Our industry is never short of new terminology to explain the role of emerging technologies. So, let's introduce a new perspective to distinguish the philosophical differences between JSP and Open Source Enhydra XMLC.

JSP puts the pull in a "Pull MVC" strategy. Java logic is embedded inside a markup page in the form of Java scriplets or, more indirectly, JSP taglibs. From the inside looking out, the embedded Java extracts dynamic content from the outside world, pulling it "in situ" into the host markup page.

Conversely, XMLC supports a "Push" model. As a compiler, XMLC generates a W3C DOM template representation of a markup page. Accessor methods, such as getElementCustomerName(), are generated by the detection of id attributes (<TD id="CustomerName">) inserted in the original markup by the designer or developer. Dynamic content is then pushed into the DOM template by Java servlet code with the aid of the XMLC runtime library and the accessor methods.

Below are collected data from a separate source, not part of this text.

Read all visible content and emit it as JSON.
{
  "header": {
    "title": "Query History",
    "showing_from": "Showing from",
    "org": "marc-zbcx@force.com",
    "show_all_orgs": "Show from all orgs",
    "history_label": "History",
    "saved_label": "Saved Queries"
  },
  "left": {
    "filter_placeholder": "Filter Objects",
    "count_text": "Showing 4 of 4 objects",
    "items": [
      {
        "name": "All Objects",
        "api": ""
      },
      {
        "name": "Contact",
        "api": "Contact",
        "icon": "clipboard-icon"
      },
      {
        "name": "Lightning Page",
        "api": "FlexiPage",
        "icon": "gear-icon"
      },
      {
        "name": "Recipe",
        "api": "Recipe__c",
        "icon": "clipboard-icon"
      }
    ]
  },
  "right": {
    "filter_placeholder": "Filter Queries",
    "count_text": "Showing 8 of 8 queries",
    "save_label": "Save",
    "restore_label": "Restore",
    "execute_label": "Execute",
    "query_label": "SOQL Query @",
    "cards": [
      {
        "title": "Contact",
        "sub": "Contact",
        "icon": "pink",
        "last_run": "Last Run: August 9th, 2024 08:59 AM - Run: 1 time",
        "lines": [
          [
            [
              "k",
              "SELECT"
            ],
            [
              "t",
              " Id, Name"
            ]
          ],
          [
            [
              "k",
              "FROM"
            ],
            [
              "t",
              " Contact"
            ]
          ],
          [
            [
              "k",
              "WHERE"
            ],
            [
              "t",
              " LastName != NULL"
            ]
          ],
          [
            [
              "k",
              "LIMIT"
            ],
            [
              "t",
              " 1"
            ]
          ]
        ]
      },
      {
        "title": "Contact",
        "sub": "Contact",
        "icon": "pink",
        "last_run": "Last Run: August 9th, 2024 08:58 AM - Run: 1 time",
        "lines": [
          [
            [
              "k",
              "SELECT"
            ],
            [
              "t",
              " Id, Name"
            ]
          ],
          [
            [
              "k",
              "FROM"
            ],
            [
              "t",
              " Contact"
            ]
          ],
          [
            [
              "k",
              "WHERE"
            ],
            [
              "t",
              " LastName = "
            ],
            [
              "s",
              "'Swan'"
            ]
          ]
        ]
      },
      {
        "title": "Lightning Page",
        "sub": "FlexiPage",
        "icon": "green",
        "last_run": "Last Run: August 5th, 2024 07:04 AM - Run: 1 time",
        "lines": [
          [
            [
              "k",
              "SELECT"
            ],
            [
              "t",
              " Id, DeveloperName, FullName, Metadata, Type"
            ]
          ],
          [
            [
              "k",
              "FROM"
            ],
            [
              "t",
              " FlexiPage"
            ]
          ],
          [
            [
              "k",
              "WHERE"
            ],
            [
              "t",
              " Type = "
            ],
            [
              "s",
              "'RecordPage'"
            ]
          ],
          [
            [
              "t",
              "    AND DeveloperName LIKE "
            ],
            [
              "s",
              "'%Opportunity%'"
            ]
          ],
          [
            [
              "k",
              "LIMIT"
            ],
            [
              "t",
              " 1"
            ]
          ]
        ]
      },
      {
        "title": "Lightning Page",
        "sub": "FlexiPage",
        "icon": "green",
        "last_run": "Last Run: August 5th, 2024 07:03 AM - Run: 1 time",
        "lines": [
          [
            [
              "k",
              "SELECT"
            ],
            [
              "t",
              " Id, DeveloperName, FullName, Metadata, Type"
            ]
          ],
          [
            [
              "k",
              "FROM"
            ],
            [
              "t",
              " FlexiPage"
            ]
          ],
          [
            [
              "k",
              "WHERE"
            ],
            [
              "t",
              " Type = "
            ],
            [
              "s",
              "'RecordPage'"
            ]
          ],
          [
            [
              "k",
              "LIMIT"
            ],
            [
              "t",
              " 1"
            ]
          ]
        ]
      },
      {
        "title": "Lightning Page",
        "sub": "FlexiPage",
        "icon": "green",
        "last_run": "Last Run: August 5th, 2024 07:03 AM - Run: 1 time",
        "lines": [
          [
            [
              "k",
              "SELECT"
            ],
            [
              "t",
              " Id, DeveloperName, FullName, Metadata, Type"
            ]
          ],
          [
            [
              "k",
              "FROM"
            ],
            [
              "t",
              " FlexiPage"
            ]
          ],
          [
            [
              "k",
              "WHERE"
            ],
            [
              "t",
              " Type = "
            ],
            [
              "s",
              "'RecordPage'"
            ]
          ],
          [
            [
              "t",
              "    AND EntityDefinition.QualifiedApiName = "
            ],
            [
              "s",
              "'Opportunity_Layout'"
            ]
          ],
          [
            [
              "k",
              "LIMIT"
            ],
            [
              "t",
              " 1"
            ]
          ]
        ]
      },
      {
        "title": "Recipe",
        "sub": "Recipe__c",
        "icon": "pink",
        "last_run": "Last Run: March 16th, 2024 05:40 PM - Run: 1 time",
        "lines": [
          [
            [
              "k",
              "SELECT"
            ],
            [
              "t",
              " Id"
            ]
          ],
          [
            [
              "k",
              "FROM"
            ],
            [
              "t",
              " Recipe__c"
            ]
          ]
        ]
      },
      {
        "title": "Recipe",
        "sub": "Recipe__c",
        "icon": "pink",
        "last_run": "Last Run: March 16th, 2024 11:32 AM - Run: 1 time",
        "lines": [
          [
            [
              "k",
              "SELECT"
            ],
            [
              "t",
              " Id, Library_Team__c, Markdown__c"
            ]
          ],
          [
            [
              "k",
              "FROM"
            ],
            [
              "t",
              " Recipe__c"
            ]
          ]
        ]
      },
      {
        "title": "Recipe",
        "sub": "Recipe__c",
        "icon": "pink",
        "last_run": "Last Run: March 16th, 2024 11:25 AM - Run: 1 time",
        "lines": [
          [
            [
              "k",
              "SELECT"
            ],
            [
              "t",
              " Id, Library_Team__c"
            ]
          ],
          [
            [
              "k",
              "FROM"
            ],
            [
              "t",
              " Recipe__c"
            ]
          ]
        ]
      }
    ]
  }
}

What does a Pull versus Push perspective mean to you? A push strategy gives Web presentation development a totally object-oriented focus. Java logic is in full command, treating each page of wireless, voice, or good-old HTML markup, as Java resources that are loaded, manipulated, and returned to their markup state. Java and your application dictate the programmatic flow. JSP's pull model enables the markup to dictate flow based on where embedded Java directly or indirectly resides.

Be sure to carefully consider the merits of push versus pull if your Web application will be dealing with a variety of markup pages, representing different locales, skins, or devices.